Curiously, city employees wouldn’t go for another cost-saving strategy that would save the city more than $800,000 over the next two years. Hennessy reported that employees narrowly voted down a proposal to switch from Blue Shield to another health-care provider with more reasonable rates. Blue Shield is slated to raise its premiums by more than 40 percent.
City Councilman Scott Gruendl appeared most perplexed by that revelation.
“I guess I’m just having difficulty knowing people would vote on something, knowing ultimately it will cost them more,” he said. “I’m stunned.”
Hennessy acknowledged the outcome of that vote further burdens the city. She noted that the measures the city is looking for approval on are designed to be permanent. The budget-reduction plan calls for the city to reduce its share of health-insurance commitment for employees from 75 percent to 60 percent. A negotiation deadline will be Sept. 31. If an agreement isn’t reached, the city will implement its “last, best and final offer” for a period of one year, she said.
By the end of the discussion, each of the council members appeared to be on the same page.
“We are faced with increasingly challenging times and this is going to be difficult—difficult for everyone on the city team,” summed up Councilman Larry Wahl.
Earlier in the nearly four-hour-long meeting, the panel took a crack at another controversial item during a public hearing on whether to approve a development agreement for a proposed apartment complex. It was actually a re-approval for the Bidwell Park Apartments project, which council members gave thumbs up to back in 2008.
The planned development came back to the council level because its approval expired in December. And that reopened a can of worms.

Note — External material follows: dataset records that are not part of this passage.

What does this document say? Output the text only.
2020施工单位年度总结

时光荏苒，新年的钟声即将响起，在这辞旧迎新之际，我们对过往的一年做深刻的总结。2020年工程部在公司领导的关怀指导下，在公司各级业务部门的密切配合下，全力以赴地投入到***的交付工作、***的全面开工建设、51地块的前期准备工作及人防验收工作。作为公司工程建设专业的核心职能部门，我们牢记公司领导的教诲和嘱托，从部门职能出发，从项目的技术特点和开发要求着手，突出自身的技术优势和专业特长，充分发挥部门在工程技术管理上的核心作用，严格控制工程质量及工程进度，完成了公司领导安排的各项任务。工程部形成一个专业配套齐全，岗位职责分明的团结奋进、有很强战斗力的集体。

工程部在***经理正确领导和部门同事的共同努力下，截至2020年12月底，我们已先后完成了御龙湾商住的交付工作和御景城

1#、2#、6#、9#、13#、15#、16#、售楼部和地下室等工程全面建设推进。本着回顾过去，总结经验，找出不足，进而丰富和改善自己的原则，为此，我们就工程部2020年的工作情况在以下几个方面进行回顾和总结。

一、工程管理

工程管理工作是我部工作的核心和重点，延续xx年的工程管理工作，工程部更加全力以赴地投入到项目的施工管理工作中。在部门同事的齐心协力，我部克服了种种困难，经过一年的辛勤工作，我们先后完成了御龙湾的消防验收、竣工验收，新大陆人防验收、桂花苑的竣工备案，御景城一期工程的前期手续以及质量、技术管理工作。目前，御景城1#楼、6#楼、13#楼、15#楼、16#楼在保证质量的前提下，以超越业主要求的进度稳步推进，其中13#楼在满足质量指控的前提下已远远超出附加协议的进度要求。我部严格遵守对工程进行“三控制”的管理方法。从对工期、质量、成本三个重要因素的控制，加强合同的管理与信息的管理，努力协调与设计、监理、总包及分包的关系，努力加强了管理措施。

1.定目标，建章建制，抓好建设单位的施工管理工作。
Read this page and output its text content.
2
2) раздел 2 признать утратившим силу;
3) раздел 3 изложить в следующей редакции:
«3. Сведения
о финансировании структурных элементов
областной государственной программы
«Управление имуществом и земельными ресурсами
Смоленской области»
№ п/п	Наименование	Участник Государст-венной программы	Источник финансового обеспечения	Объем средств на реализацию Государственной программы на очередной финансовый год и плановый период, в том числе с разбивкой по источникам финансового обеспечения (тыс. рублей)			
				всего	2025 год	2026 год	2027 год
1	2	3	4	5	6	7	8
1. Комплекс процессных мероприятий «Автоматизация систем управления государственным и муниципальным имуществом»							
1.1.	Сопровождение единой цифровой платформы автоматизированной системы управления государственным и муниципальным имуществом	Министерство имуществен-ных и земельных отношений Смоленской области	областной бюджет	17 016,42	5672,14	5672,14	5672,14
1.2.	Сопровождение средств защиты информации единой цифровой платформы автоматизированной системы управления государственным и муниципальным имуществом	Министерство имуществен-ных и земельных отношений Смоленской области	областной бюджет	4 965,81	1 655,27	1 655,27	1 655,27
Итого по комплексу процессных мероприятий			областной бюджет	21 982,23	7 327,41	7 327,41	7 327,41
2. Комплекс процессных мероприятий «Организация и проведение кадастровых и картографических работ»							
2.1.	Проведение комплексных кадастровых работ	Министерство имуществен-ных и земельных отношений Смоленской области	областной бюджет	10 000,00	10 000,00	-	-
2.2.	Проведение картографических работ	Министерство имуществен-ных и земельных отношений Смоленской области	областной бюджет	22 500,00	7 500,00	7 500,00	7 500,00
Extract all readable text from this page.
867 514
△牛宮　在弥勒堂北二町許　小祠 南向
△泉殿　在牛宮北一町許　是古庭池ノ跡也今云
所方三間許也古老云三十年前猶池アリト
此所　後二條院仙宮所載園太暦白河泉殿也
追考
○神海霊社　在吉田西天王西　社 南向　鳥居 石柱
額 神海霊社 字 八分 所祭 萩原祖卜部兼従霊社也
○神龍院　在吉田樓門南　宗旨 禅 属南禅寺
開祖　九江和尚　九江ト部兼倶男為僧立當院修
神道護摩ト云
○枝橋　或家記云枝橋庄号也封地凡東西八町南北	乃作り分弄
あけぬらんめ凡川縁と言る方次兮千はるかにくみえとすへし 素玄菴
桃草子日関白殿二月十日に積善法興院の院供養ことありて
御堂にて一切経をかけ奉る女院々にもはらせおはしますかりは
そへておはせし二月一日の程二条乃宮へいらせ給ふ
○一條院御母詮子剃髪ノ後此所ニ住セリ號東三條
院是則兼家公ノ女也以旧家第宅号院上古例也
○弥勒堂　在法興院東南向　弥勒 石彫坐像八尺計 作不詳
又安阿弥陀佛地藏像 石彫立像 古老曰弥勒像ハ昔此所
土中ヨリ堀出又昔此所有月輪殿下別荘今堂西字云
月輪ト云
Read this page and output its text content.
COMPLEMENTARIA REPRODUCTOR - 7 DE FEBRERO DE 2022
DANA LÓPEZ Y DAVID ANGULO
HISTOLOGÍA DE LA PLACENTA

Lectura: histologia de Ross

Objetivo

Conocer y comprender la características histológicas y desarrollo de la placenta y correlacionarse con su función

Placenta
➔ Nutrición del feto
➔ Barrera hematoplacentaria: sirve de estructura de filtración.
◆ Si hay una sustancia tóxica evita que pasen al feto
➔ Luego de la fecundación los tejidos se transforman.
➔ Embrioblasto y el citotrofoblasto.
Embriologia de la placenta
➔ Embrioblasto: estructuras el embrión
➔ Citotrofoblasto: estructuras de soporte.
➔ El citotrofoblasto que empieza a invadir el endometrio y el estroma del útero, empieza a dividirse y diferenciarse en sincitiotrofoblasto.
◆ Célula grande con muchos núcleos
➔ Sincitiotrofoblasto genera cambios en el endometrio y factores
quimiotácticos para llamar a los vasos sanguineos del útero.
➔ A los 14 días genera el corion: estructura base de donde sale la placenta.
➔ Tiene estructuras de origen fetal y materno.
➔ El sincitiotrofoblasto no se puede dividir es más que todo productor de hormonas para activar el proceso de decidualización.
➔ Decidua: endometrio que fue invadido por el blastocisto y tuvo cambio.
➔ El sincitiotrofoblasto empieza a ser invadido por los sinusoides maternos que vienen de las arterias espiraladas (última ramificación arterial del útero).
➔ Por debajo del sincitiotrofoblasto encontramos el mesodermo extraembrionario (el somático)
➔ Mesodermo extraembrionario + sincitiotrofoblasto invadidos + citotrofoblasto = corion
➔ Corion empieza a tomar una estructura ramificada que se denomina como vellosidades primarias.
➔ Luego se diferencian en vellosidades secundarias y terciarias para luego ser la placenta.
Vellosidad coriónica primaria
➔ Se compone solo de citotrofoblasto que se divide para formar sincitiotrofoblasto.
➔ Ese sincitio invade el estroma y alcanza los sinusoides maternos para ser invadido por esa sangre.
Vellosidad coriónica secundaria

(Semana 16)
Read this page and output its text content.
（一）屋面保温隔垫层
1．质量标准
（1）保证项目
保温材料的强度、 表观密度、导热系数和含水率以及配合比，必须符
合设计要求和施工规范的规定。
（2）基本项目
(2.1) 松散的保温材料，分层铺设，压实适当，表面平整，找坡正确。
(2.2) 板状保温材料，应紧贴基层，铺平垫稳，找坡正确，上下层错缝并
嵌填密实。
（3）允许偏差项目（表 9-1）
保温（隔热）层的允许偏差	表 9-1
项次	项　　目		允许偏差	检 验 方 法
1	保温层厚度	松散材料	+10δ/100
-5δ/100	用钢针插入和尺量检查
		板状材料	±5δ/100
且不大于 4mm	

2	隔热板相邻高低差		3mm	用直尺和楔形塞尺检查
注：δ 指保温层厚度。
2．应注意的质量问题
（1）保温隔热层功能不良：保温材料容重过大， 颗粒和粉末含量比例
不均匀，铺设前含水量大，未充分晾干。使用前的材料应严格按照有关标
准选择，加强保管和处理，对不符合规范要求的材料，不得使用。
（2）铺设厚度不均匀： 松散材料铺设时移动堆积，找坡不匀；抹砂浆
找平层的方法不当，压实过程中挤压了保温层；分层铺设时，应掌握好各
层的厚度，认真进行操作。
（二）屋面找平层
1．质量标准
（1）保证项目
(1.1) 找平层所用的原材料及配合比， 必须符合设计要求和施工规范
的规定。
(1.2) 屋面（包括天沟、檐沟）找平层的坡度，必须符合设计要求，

Bidwell Park Apartments comprises 38 units of affordable housing replacing the A&A Pear Grove Mobile Home Park, a blighted pocket situated west of Highway 99 between Eighth and Ninth streets. The developer of the $8 million project is Stone Building Corp. out of Southern California, although local financial planner Randall Stone, whose brother is president of the company, is one of the project proponents.
One of the other sticking points for the project was the request of the council—in its role as the redevelopment agency—to lend the developer $400,000. This is in addition to the $2.6 million the RDA allotted in 2007. The additional money, explained city staff, would increase the chances of the project’s earning federal tax credits needed to complete it. Getting such funding is highly competitive; the Chico area goes up against Sacramento and other growing regions.
Reactions from the public were mixed. Evan LeVang, director of the Chico-based Independent Living Center of Northern California, championed the project as a great benefit to the community, and the disabled in particular. Chico resident Bob Kromer had multiple concerns about the location of the project, which he noted is far from pedestrian friendly. Others complained that the three-story development is a bad fit with the neighborhood.
Kromer, who is a current candidate for the City Council, also wondered whether the city could strike a better deal, suggesting the project warrants further review. His concerns were echoed by Wahl, who noted that the cost per unit at $211,000 is close to the cost of Chico’s median single-family home price ($235,000).
“We should never, never overpay to reduce blight with taxpayer money,” he said.
Gruendl noted, however, that the builder will be providing housing at a significantly reduced rate for a term of 55 years while simultaneously repaying the RDA loan. In other words, the project is not comparable to the open market.
Wahl cast the lone dissenting votes when it came to approving the project and the additional RDA funding.